Direct federal assistance also is available through the President’s emergency declaration for Adams, Arapahoe, Boulder, Broomfield, Clear Creek, Denver, El Paso Fremont, Jefferson, Larimer, Logan, Morgan, Pueblo, Washington and Weld counties.
According to the National Weather Service, the source of official severe weather watches and warnings, flooding advisories remain in effect for several areas in Colorado. It may take several days or longer for river levels to crest and begin to recede.
Here are a few safety tips to help keep you safe:
- Avoid flooded areas. Turn Around, Don’t Drown.
- Return home only when authorities indicate it is safe.
- For those who are unable to return home, emergency shelters are open. Al list of open shelter can be found online at www.coemergency.com or at www.redcross.org. Residents looking for assistance also are encouraged to call 2-1-1.

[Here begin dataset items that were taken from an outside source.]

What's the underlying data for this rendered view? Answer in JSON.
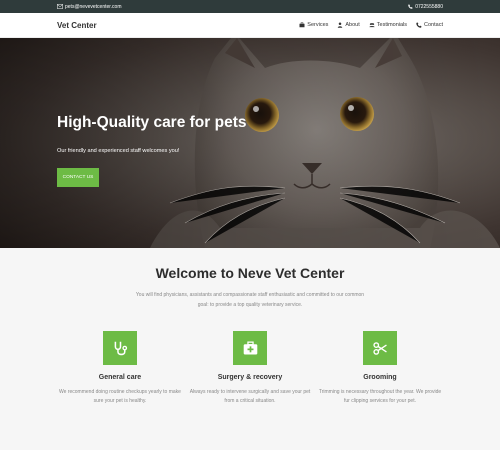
{
  "topbar": {
    "email": "pets@nevevetcenter.com",
    "phone": "0722555880"
  },
  "nav": {
    "brand": "Vet Center",
    "items": [
      {
        "label": "Services",
        "icon": "briefcase-icon"
      },
      {
        "label": "About",
        "icon": "person-icon"
      },
      {
        "label": "Testimonials",
        "icon": "users-icon"
      },
      {
        "label": "Contact",
        "icon": "phone-icon"
      }
    ]
  },
  "hero": {
    "title": "High-Quality care for pets",
    "subtitle": "Our friendly and experienced staff welcomes you!",
    "button": "CONTACT US"
  },
  "welcome": {
    "title": "Welcome to Neve Vet Center",
    "description": "You will find physicians, assistants and compassionate staff enthusiastic and committed to our common goal: to provide a top quality veterinary service."
  },
  "services": [
    {
      "title": "General care",
      "icon": "stethoscope-icon",
      "description": "We recommend doing routine checkups yearly to make sure your pet is healthy."
    },
    {
      "title": "Surgery & recovery",
      "icon": "medkit-icon",
      "description": "Always ready to intervene surgically and save your pet from a critical situation."
    },
    {
      "title": "Grooming",
      "icon": "scissors-icon",
      "description": "Trimming is necessary throughout the year. We provide fur clipping services for your pet."
    }
  ],
  "colors": {
    "accent": "#6dbb45",
    "topbar": "#2f3b3b"
  }
}
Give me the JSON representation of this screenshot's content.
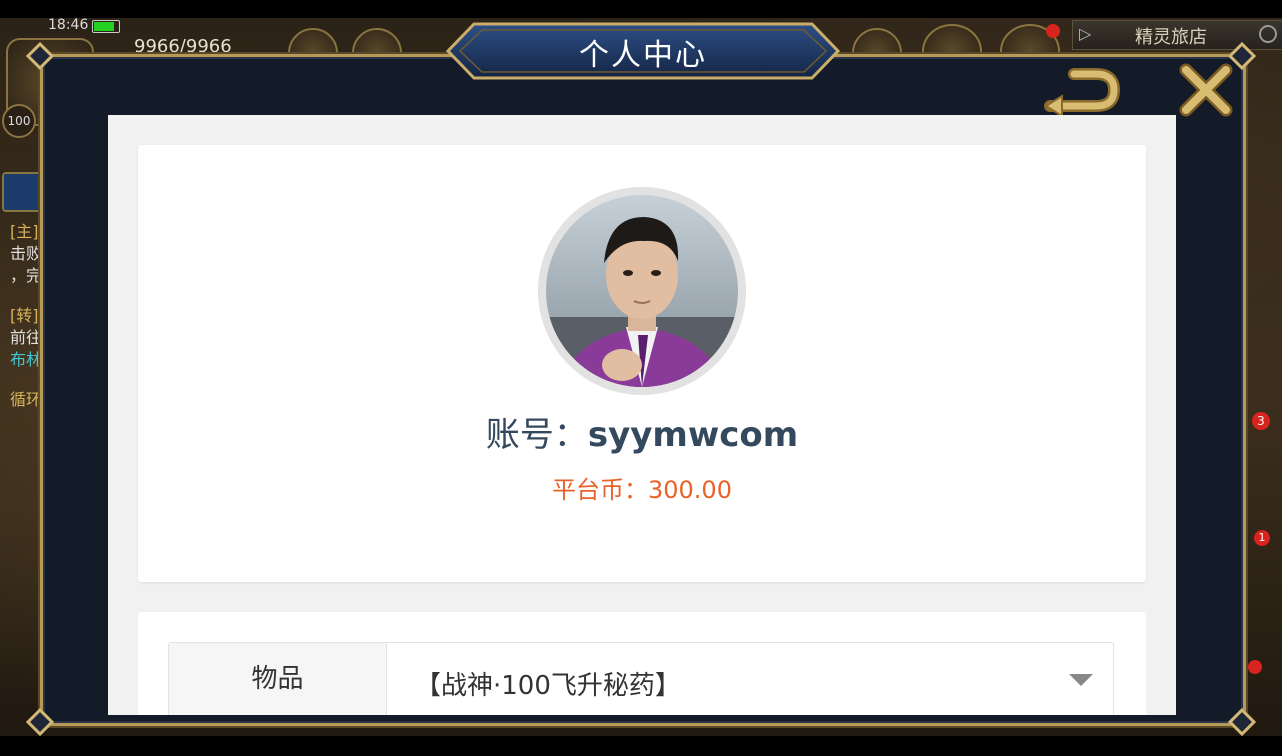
{
  "status_bar": {
    "time": "18:46",
    "battery_level": 0.85
  },
  "hud": {
    "hp_text": "9966/9966",
    "inn_label": "精灵旅店",
    "level_badge": "100",
    "side_lines": [
      "[主]",
      "击败",
      "，完",
      "[转]",
      "前往",
      "布林",
      "循环"
    ],
    "notification_counts": [
      "3",
      "1"
    ]
  },
  "dialog": {
    "title": "个人中心",
    "back_icon": "return-arrow-icon",
    "close_icon": "close-icon"
  },
  "profile": {
    "account_label": "账号：",
    "username": "syymwcom",
    "coin_text": "平台币：300.00",
    "avatar_icon": "avatar-photo"
  },
  "item_form": {
    "label": "物品",
    "selected_value": "【战神·100飞升秘药】"
  },
  "colors": {
    "dialog_bg": "#131a28",
    "frame_gold": "#b59a5a",
    "coin_orange": "#e8622a",
    "account_text": "#34495e"
  }
}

- The Red Cross Safe and Well secure website provides a way for people to find information on people affected by the flooding, so friends and family know they are safe. To register, visit www.redcross.org/safeandwell. Open Red Cross shelters can also be found on www.redcross.org.
- We urge all those in affected or potentially affected areas to monitor NOAA Weather Radio and their local radio or TV stations news for severe weather updates and to follow the directions and warnings provided by their state, local and tribal officials.
The Colorado Division of Homeland Security and Emergency Management has established a Web portal www.helpcoloradonow.org to coordinate donations and volunteers. Donating cash is the preferred method of giving because it offers voluntary agencies the most flexibility in obtaining the urgent-needed resources and provides money into the local economy to help businesses recover as well.